Menteri Perindustrian Agus Gumiwang Kartasasmita menilai industri kerajinan memiliki peran strategis karena tidak hanya menciptakan nilai tambah ekonomi, tetapi juga membawa identitas budaya Indonesia ke pasar global. Karena itu, mempertemukan pelaku usaha kecil dengan buyer, asosiasi, dan sektor pendukung menjadi bagian penting dalam membangun daya saing industri kerajinan nasional.

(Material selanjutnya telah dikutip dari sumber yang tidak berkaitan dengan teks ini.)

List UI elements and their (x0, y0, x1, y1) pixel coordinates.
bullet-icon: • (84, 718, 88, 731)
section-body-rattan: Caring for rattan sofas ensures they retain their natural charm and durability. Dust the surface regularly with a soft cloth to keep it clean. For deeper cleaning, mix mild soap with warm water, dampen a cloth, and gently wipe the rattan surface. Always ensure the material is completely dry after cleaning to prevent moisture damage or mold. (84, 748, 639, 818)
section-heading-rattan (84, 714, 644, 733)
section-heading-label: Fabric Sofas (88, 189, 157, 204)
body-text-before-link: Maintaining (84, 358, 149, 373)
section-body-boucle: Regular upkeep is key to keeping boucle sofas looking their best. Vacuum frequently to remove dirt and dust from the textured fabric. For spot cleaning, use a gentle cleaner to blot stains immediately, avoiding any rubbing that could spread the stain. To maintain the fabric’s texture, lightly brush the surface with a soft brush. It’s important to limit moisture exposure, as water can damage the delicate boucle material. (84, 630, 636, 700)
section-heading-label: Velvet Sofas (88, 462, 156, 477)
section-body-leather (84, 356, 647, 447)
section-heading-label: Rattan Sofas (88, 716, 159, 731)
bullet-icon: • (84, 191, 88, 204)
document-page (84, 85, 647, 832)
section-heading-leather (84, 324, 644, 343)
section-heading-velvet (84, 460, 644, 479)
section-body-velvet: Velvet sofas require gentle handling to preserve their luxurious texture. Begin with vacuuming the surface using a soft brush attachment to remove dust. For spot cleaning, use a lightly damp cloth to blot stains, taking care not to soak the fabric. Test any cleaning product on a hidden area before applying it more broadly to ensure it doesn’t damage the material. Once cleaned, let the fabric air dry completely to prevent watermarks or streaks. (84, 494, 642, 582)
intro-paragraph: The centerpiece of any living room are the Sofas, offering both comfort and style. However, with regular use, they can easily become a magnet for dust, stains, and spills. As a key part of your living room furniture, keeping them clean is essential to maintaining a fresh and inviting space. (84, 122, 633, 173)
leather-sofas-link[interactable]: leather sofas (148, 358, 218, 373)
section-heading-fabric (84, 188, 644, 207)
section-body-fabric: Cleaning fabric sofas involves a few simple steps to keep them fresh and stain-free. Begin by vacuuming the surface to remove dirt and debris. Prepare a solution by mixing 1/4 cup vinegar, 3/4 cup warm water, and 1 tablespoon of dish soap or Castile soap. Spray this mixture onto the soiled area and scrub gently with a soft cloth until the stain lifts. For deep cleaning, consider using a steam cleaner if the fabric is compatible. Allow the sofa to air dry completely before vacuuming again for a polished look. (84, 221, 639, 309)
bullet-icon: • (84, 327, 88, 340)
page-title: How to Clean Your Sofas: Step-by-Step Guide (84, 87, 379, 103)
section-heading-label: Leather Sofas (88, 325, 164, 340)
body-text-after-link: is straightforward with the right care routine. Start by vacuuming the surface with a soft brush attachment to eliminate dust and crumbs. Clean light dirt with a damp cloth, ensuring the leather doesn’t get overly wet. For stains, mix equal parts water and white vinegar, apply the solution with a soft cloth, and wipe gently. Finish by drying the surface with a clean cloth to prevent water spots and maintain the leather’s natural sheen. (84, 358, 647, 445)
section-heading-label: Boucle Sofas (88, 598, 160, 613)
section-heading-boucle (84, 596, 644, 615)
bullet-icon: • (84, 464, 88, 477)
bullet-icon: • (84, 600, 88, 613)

Melalui Direktorat Jenderal IKMA, Kemenperin menyelenggarakan Business Matching IKM Kerajinan 2026 di Yogyakarta pada 10 Maret 2026. Kegiatan tersebut mempertemukan 50 pelaku IKM dari berbagai daerah dengan calon pembeli, mitra industri, asosiasi, serta pelaku usaha dari sektor hospitality seperti hotel dan restoran.
Forum seperti ini dianggap penting karena memberi ruang interaksi langsung antara produsen dan pasar. Bagi banyak IKM, tantangan terbesar bukan hanya membuat produk yang bagus, tetapi menemukan pintu masuk ke jaringan distribusi dan pembeli yang tepat. Di titik inilah temu bisnis bekerja: mempercepat perkenalan, memperpendek jarak, dan semoga juga memperpendek drama “produk bagus tapi bingung jual ke mana”.
Direktur Jenderal IKMA Kemenperin Reni Yanita menjelaskan bahwa business matching menjadi strategi untuk memperluas jaringan pemasaran sekaligus meningkatkan kesiapan IKM dalam menembus pasar yang lebih luas. Kesiapan itu bukan sekadar soal produksi, tetapi juga menyangkut kualitas, desain, konsistensi, dan kemampuan memenuhi kebutuhan pasar secara berkelanjutan.
Kinerja ekspor produk kerajinan Indonesia memperlihatkan potensi yang menjanjikan. Berdasarkan data Kemenperin, nilai ekspor produk kerajinan pada 2025 mencapai 806,63 juta dolar AS, naik 15,46 persen dibandingkan tahun 2024 yang berada di angka 698,62 juta dolar AS. Pasar utama produk kerajinan Indonesia saat ini meliputi China, Taiwan, Amerika Serikat, Jepang, dan sejumlah negara di Eropa.
Peningkatan ekspor tersebut menunjukkan bahwa produk kerajinan Indonesia punya tempat di pasar internasional, tetapi peluang itu hanya bisa terus dijaga jika pelaku IKM mampu memperkuat kualitas produk dan inovasi desain. Selain itu, jaringan pemasaran dan hubungan dengan buyer juga harus terus diperluas agar pertumbuhan tidak berhenti di satu momentum pameran atau satu kontrak saja.
Kemenperin berharap kegiatan temu bisnis tidak berhenti sebagai agenda seremonial tahunan, melainkan menjadi instrumen nyata untuk memperkuat ekosistem industri kerajinan. Dengan dukungan forum yang tepat, IKM diharapkan lebih siap masuk ke pasar domestik maupun ekspor, lebih percaya diri berhadapan dengan buyer besar, dan pada akhirnya lebih kuat bersaing sebagai pelaku ekonomi kreatif yang membawa identitas Indonesia.